О, до Кресченции пока что далеко, в пору нашего повествования сия «счастливая любовь» еще не появилась на горизонте Сечени. В это время и долгие годы спустя она дарит детей — восемь отпрысков — графу Зичи; лишь через двадцать лет после описываемых нами событий она начнет рожать детей Сечени и произведет на свет троих его потомков. Однако «счастливая любовь» чуть ли не сковала по рукам по ногам этого подвижного, неугомонного человека. Я вовсе не имею в виду, будто женитьба мешала ему быть покровителем венской танцовщицы или наведываться к девицам в пользующийся дурной славой дом на улице Аранькёз. И общественная деятельность Сечени не прекратилась — что верно, то верно. Но после вступления в брак он больше ни разу не увидел ни Парижа, ни Лондона, зато обзавелся денежными заботами и нестерпимо докучливой супругой… Нет, в его отношения с женщинами мы углубляться не станем.
. . . . . . . . . . . . . . . . . . . . . .
Вы угадали, я и в самом деле холостяк. А иначе разве мог бы я работать гидом и проводить все вечера в вашей компании, даже будь моя супруга благоразумнейшей в мире женщиной!
. . . . . . . . . . . . . . . . . . . . . .
Весьма польщен.
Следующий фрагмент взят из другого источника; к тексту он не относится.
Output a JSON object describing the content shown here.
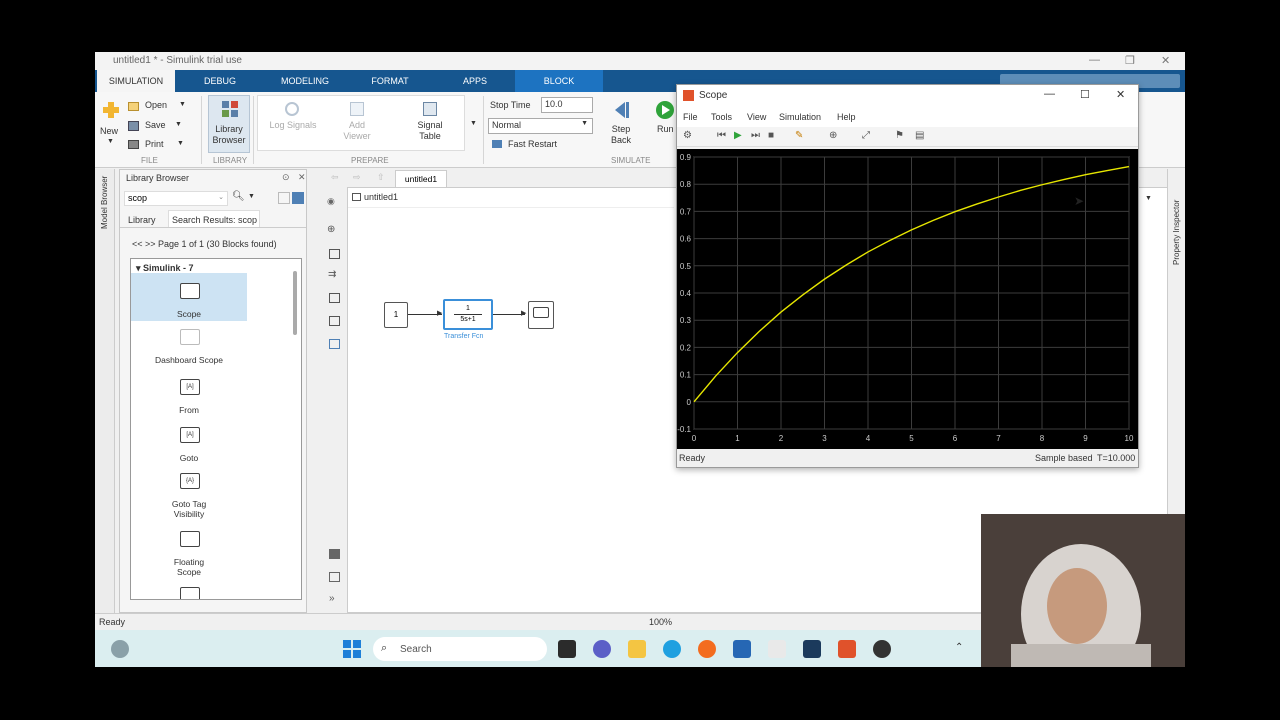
{
  "window": {
    "title": "untitled1 * - Simulink trial use"
  },
  "ribbon_tabs": [
    "SIMULATION",
    "DEBUG",
    "MODELING",
    "FORMAT",
    "APPS",
    "BLOCK"
  ],
  "ribbon": {
    "new": "New",
    "open": "Open",
    "save": "Save",
    "print": "Print",
    "file_group": "FILE",
    "library_browser": "Library Browser",
    "library_group": "LIBRARY",
    "log_signals": "Log Signals",
    "add_viewer": "Add Viewer",
    "signal_table": "Signal Table",
    "prepare_group": "PREPARE",
    "stop_time_label": "Stop Time",
    "stop_time_value": "10.0",
    "mode_value": "Normal",
    "fast_restart": "Fast Restart",
    "step_back": "Step Back",
    "run": "Run",
    "simulate_group": "SIMULATE"
  },
  "left_strip": {
    "model_browser": "Model Browser"
  },
  "right_strip": {
    "property_inspector": "Property Inspector"
  },
  "library_browser": {
    "title": "Library Browser",
    "search_value": "scop",
    "tabs": [
      "Library",
      "Search Results: scop"
    ],
    "page_info": "<< >> Page 1 of 1 (30 Blocks found)",
    "tree_header": "Simulink - 7",
    "items": [
      "Scope",
      "Dashboard Scope",
      "From",
      "Goto",
      "Goto Tag Visibility",
      "Floating Scope"
    ],
    "icons": {
      "from": "[A]",
      "goto": "[A]",
      "goto_tag": "{A}"
    }
  },
  "canvas": {
    "tab": "untitled1",
    "address": "untitled1",
    "constant_value": "1",
    "tf_numerator": "1",
    "tf_denominator": "5s+1",
    "tf_label": "Transfer Fcn"
  },
  "status": {
    "left": "Ready",
    "zoom": "100%"
  },
  "taskbar": {
    "search_placeholder": "Search"
  },
  "scope": {
    "title": "Scope",
    "menu": [
      "File",
      "Tools",
      "View",
      "Simulation",
      "Help"
    ],
    "status_left": "Ready",
    "status_mode": "Sample based",
    "status_time": "T=10.000",
    "colors": {
      "background": "#000000",
      "grid": "#3c3c3c",
      "trace": "#e6e600",
      "tick": "#cccccc"
    }
  },
  "chart_data": {
    "type": "line",
    "title": "",
    "xlabel": "",
    "ylabel": "",
    "xlim": [
      0,
      10
    ],
    "ylim": [
      -0.1,
      0.9
    ],
    "xticks": [
      0,
      1,
      2,
      3,
      4,
      5,
      6,
      7,
      8,
      9,
      10
    ],
    "yticks": [
      -0.1,
      0,
      0.1,
      0.2,
      0.3,
      0.4,
      0.5,
      0.6,
      0.7,
      0.8,
      0.9
    ],
    "grid": true,
    "x": [
      0,
      0.5,
      1,
      1.5,
      2,
      2.5,
      3,
      3.5,
      4,
      4.5,
      5,
      5.5,
      6,
      6.5,
      7,
      7.5,
      8,
      8.5,
      9,
      9.5,
      10
    ],
    "series": [
      {
        "values": [
          0,
          0.095,
          0.181,
          0.259,
          0.33,
          0.393,
          0.451,
          0.503,
          0.551,
          0.593,
          0.632,
          0.667,
          0.699,
          0.727,
          0.753,
          0.777,
          0.798,
          0.817,
          0.835,
          0.85,
          0.865
        ]
      }
    ]
  }
}
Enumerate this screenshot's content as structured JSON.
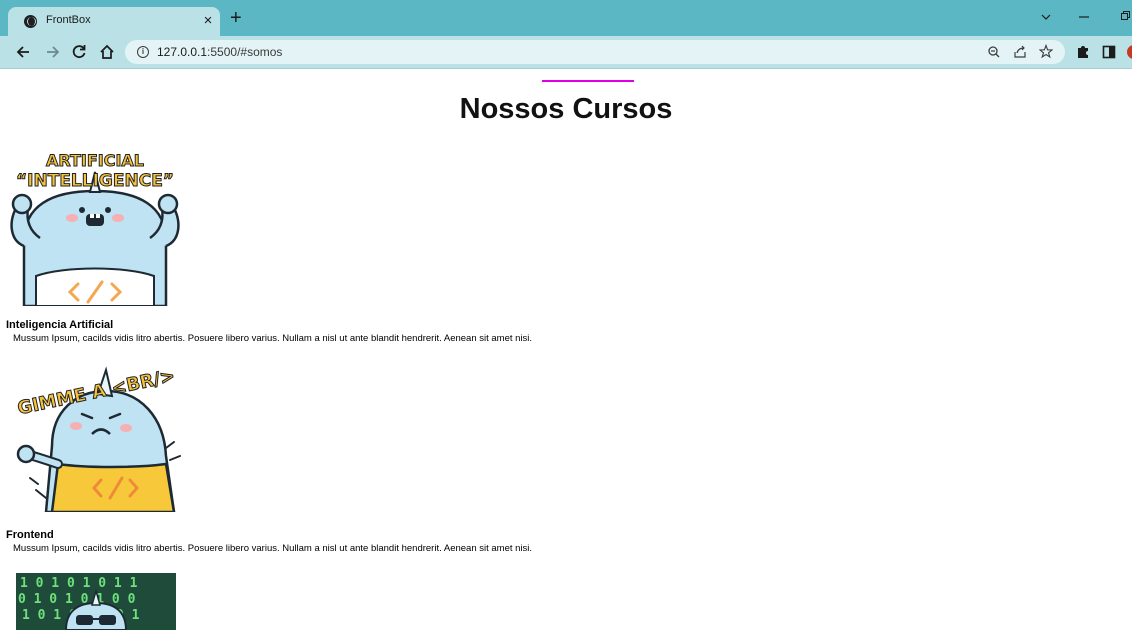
{
  "browser": {
    "tab_title": "FrontBox",
    "tab_close": "×",
    "new_tab": "+",
    "url_host": "127.0.0.1",
    "url_rest": ":5500/#somos",
    "icons": [
      "globe-icon",
      "back-arrow-icon",
      "forward-arrow-icon",
      "reload-icon",
      "home-icon",
      "info-icon",
      "zoom-icon",
      "share-icon",
      "star-icon",
      "extensions-icon",
      "sidebar-icon",
      "minimize-icon",
      "maximize-icon",
      "chevron-down-icon"
    ],
    "tab_bar_color": "#5ab7c3",
    "toolbar_color": "#b9e1e6"
  },
  "page": {
    "title": "Nossos Cursos",
    "accent_color": "#e000e8",
    "courses": [
      {
        "badge": "ARTIFICIAL “INTELLIGENCE”",
        "name": "Inteligencia Artificial",
        "description": "Mussum Ipsum, cacilds vidis litro abertis. Posuere libero varius. Nullam a nisl ut ante blandit hendrerit. Aenean sit amet nisi."
      },
      {
        "badge": "GIMME A <BR/>",
        "name": "Frontend",
        "description": "Mussum Ipsum, cacilds vidis litro abertis. Posuere libero varius. Nullam a nisl ut ante blandit hendrerit. Aenean sit amet nisi."
      },
      {
        "badge": ""
      }
    ]
  }
}
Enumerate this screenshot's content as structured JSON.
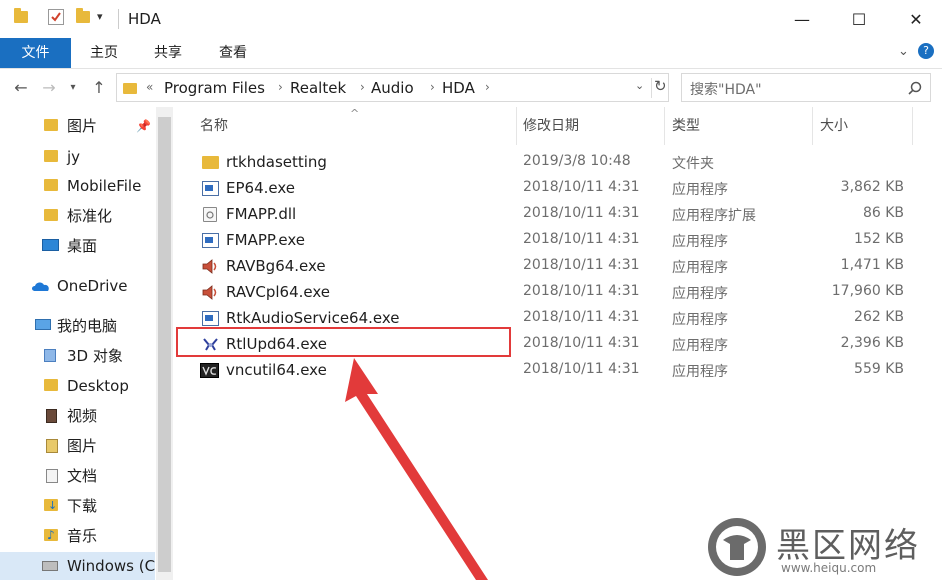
{
  "window": {
    "title": "HDA",
    "controls": {
      "minimize": "—",
      "maximize": "☐",
      "close": "✕"
    }
  },
  "ribbon": {
    "tabs": [
      "文件",
      "主页",
      "共享",
      "查看"
    ]
  },
  "address": {
    "prefix": "«",
    "crumbs": [
      "Program Files",
      "Realtek",
      "Audio",
      "HDA"
    ],
    "search_placeholder": "搜索\"HDA\""
  },
  "sidebar": {
    "items": [
      {
        "label": "图片",
        "icon": "pictures-folder-icon",
        "pinned": true
      },
      {
        "label": "jy",
        "icon": "folder-icon"
      },
      {
        "label": "MobileFile",
        "icon": "folder-icon"
      },
      {
        "label": "标准化",
        "icon": "folder-icon"
      },
      {
        "label": "桌面",
        "icon": "desktop-icon"
      },
      {
        "label": "OneDrive",
        "icon": "onedrive-icon"
      },
      {
        "label": "我的电脑",
        "icon": "computer-icon"
      },
      {
        "label": "3D 对象",
        "icon": "3d-objects-icon"
      },
      {
        "label": "Desktop",
        "icon": "folder-icon"
      },
      {
        "label": "视频",
        "icon": "video-icon"
      },
      {
        "label": "图片",
        "icon": "pictures-icon"
      },
      {
        "label": "文档",
        "icon": "documents-icon"
      },
      {
        "label": "下载",
        "icon": "downloads-icon"
      },
      {
        "label": "音乐",
        "icon": "music-icon"
      },
      {
        "label": "Windows (C",
        "icon": "drive-icon"
      }
    ]
  },
  "columns": {
    "name": "名称",
    "date": "修改日期",
    "type": "类型",
    "size": "大小"
  },
  "files": [
    {
      "name": "rtkhdasetting",
      "date": "2019/3/8 10:48",
      "type": "文件夹",
      "size": "",
      "icon": "folder-icon"
    },
    {
      "name": "EP64.exe",
      "date": "2018/10/11 4:31",
      "type": "应用程序",
      "size": "3,862 KB",
      "icon": "exe-icon"
    },
    {
      "name": "FMAPP.dll",
      "date": "2018/10/11 4:31",
      "type": "应用程序扩展",
      "size": "86 KB",
      "icon": "dll-icon"
    },
    {
      "name": "FMAPP.exe",
      "date": "2018/10/11 4:31",
      "type": "应用程序",
      "size": "152 KB",
      "icon": "exe-icon"
    },
    {
      "name": "RAVBg64.exe",
      "date": "2018/10/11 4:31",
      "type": "应用程序",
      "size": "1,471 KB",
      "icon": "speaker-icon"
    },
    {
      "name": "RAVCpl64.exe",
      "date": "2018/10/11 4:31",
      "type": "应用程序",
      "size": "17,960 KB",
      "icon": "speaker-icon"
    },
    {
      "name": "RtkAudioService64.exe",
      "date": "2018/10/11 4:31",
      "type": "应用程序",
      "size": "262 KB",
      "icon": "exe-icon"
    },
    {
      "name": "RtlUpd64.exe",
      "date": "2018/10/11 4:31",
      "type": "应用程序",
      "size": "2,396 KB",
      "icon": "updater-icon"
    },
    {
      "name": "vncutil64.exe",
      "date": "2018/10/11 4:31",
      "type": "应用程序",
      "size": "559 KB",
      "icon": "vnc-icon"
    }
  ],
  "watermark": {
    "brand": "黑区网络",
    "site": "www.heiqu.com"
  }
}
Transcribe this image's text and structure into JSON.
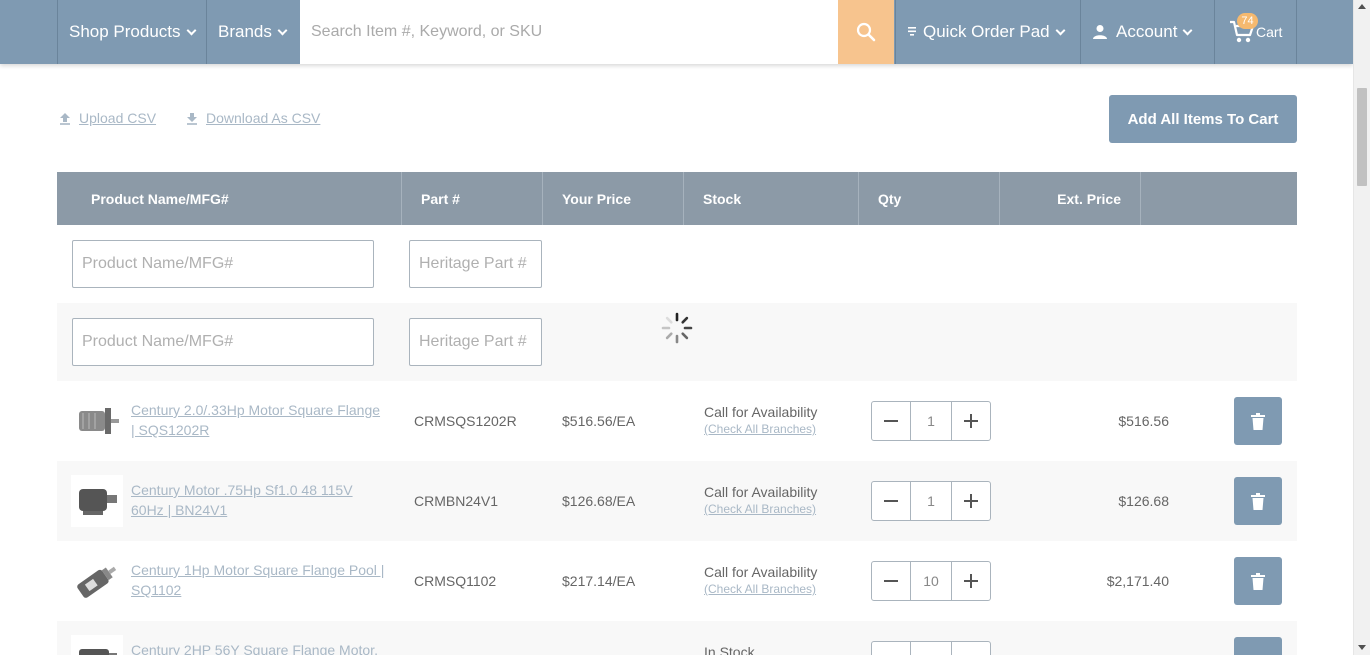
{
  "header": {
    "shop_products": "Shop Products",
    "brands": "Brands",
    "search_placeholder": "Search Item #, Keyword, or SKU",
    "quick_order_pad": "Quick Order Pad",
    "account": "Account",
    "cart": "Cart",
    "cart_count": "74"
  },
  "actions": {
    "upload_csv": "Upload CSV",
    "download_csv": "Download As CSV",
    "add_all": "Add All Items To Cart"
  },
  "table": {
    "headers": {
      "product": "Product Name/MFG#",
      "part": "Part #",
      "price": "Your Price",
      "stock": "Stock",
      "qty": "Qty",
      "ext": "Ext. Price"
    },
    "input_rows": [
      {
        "product_placeholder": "Product Name/MFG#",
        "part_placeholder": "Heritage Part #"
      },
      {
        "product_placeholder": "Product Name/MFG#",
        "part_placeholder": "Heritage Part #"
      }
    ],
    "items": [
      {
        "name": "Century 2.0/.33Hp Motor Square Flange | SQS1202R",
        "part": "CRMSQS1202R",
        "price": "$516.56/EA",
        "stock": "Call for Availability",
        "branches": "(Check All Branches)",
        "qty": "1",
        "ext": "$516.56"
      },
      {
        "name": "Century Motor .75Hp Sf1.0 48 115V 60Hz | BN24V1",
        "part": "CRMBN24V1",
        "price": "$126.68/EA",
        "stock": "Call for Availability",
        "branches": "(Check All Branches)",
        "qty": "1",
        "ext": "$126.68"
      },
      {
        "name": "Century 1Hp Motor Square Flange Pool | SQ1102",
        "part": "CRMSQ1102",
        "price": "$217.14/EA",
        "stock": "Call for Availability",
        "branches": "(Check All Branches)",
        "qty": "10",
        "ext": "$2,171.40"
      },
      {
        "name": "Century 2HP 56Y Square Flange Motor,",
        "part": "",
        "price": "",
        "stock": "In Stock",
        "branches": "",
        "qty": "",
        "ext": ""
      }
    ]
  },
  "colors": {
    "header_bg": "#7f9ab2",
    "search_button": "#f7c48e",
    "table_header": "#8c9aa7",
    "link": "#a9b8c6"
  }
}
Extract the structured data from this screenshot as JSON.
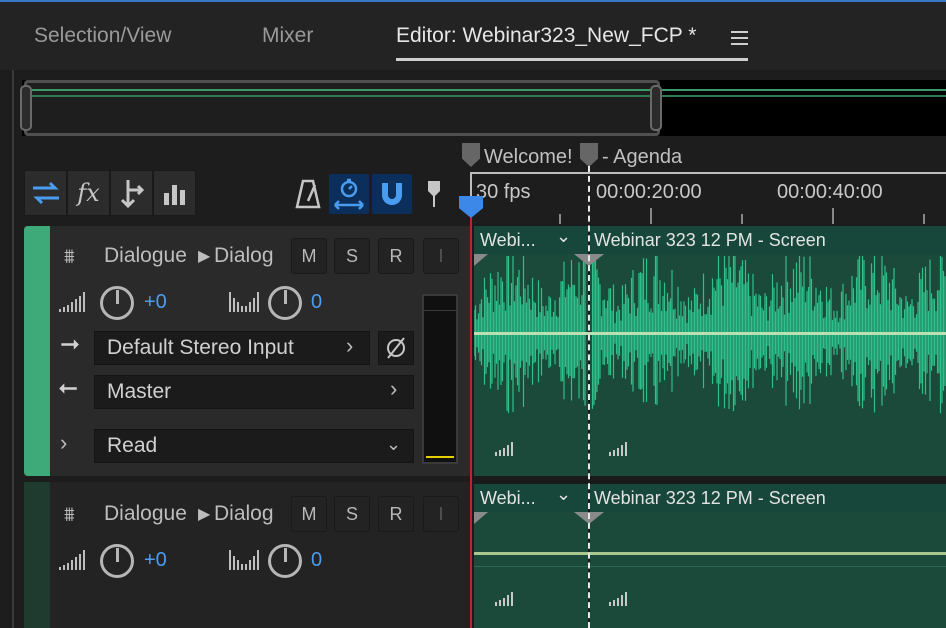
{
  "tabs": [
    {
      "label": "Selection/View"
    },
    {
      "label": "Mixer"
    },
    {
      "label": "Editor: Webinar323_New_FCP *"
    }
  ],
  "markers": [
    {
      "label": "Welcome!"
    },
    {
      "label": "- Agenda"
    }
  ],
  "ruler": {
    "fps": "30 fps",
    "times": [
      "00:00:20:00",
      "00:00:40:00"
    ]
  },
  "tracks": [
    {
      "name": "Dialogue",
      "bus": "Dialog",
      "volume": "+0",
      "pan": "0",
      "buttons": [
        "M",
        "S",
        "R",
        "I"
      ],
      "input": "Default Stereo Input",
      "output": "Master",
      "automation": "Read",
      "color": "#3eaa7a",
      "clips": [
        "Webi...",
        "Webinar 323 12 PM - Screen"
      ]
    },
    {
      "name": "Dialogue",
      "bus": "Dialog",
      "volume": "+0",
      "pan": "0",
      "buttons": [
        "M",
        "S",
        "R",
        "I"
      ],
      "color": "#1f3a2e",
      "clips": [
        "Webi...",
        "Webinar 323 12 PM - Screen"
      ]
    }
  ],
  "colors": {
    "accent": "#4a9cf0",
    "waveform": "#2ec08a",
    "clip_bg": "#1b4a3a",
    "playhead": "#c02424"
  }
}
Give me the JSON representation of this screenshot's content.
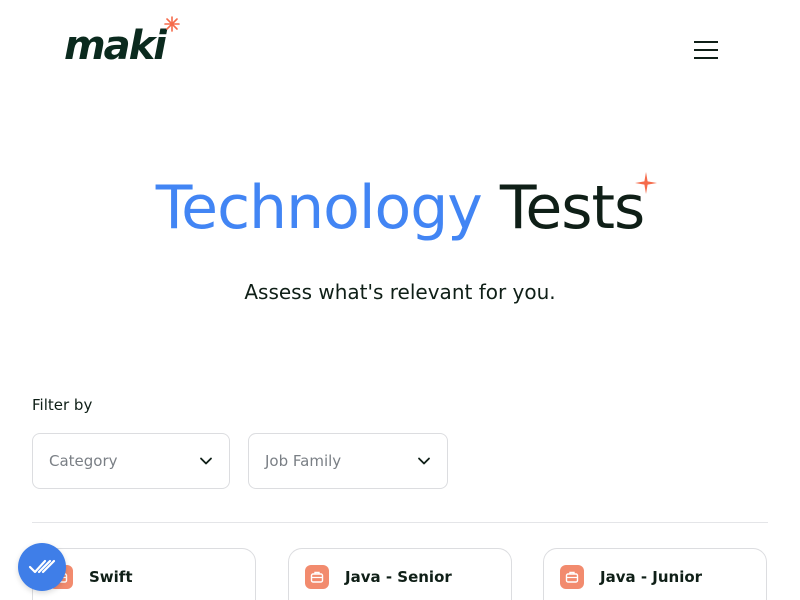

Я тоже рад, что могу побыть с вами.
. . . . . . . . . . . . . . . . . . . . . .
Да, конечно. «Геллерт» — очень приятная гостиница, но кажется, вам она нравится больше, чем мне.
. . . . . . . . . . . . . . . . . . . . . .
Потому что я считаю совершенно излишним восстанавливать эту разрушенную обстрелом гостиницу в ее прежнем виде, со всеми украшательствами, словно ценное произведение искусства. Она того не стоит. И строительство затянулось на годы. Конечно, государство не разорят такие траты, а вот богатый владелец отеля в этом случае наверняка пошел бы по миру; у нас, в Венгрии, — хотя и не все мы умеем рассуждать по-государственному, — принято жалеть общественные средства…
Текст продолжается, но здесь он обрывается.